La Mauritanie, une mosaïque de problèmes

Grande mosquée de Nouakchott (crédit photo: tourisme-en-afrique.net)
Grande mosquée de Nouakchott (crédit photo: tourisme-en-afrique.net)

Quand on décide de présenter son pays, on se doit de le faire sous les meilleurs auspices. Certains placent une telle approche dans le  vocable même de ce qu’ils appellent le « patriotisme » ! Un mot bien beau, un idéal qui rattache chaque citoyen, quelques soit son appartenance politique ou idéologique, à une Valeur, une Fierté qui le poussent à privilégier, en accord avec les politiques, ce qu’on appelle communément « l’intérêt national ». Mais stop là, moi je n’emprunterais pas cette voie qui, très souvent, ne débouche que sur des quiproquos. Dire que « tout est pour le mieux dans le  meilleur des mondes possibles » alors que  tout est mal est une trahison. Voyez-vous, le tableau idyllique que je ferais de mon pays peut coûter la vie à des touristes croyant que la sécurité « 100% » dont  parlent les autorités mauritaniennes pour faire revenir une activité qui rapporte est garantie. Oui, ça va nettement mieux qu’en 2005, quand AQMI avait tué 15 soldats mauritaniens à Lemghaïty et en 2007, quand les mêmes terroristes, ayant compris que mon pays était le maillon faible dans la zone, avait récidivé à Ghallawiya, tuant quatre soldats, et en 2008, à Tourine où ils ont fait un autre massacre (12 militaires tués).

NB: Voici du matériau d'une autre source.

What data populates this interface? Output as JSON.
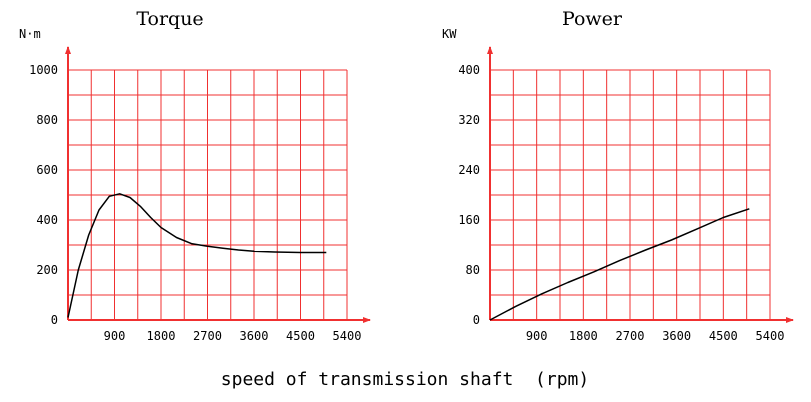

Le président Aziz, qui venait de « putscher » Sidi Mohamed Ould Cheikh Abdallahi, se devait de se présenter aux Occidentaux, aux Français notamment, comme l’homme de la situation, celui qui est en mesure de les aider dans leur guerre contre le terrorisme. Et, pour dire vrai, cela lui a plutôt bien réussi. Une  bonne partie du budget de l’Etat et de l’aide étrangère a été utilisée pour faire d’Aziz le champion de la  lutte contre AQMI. Le concept de la « guerre préventive » au Sahel était né.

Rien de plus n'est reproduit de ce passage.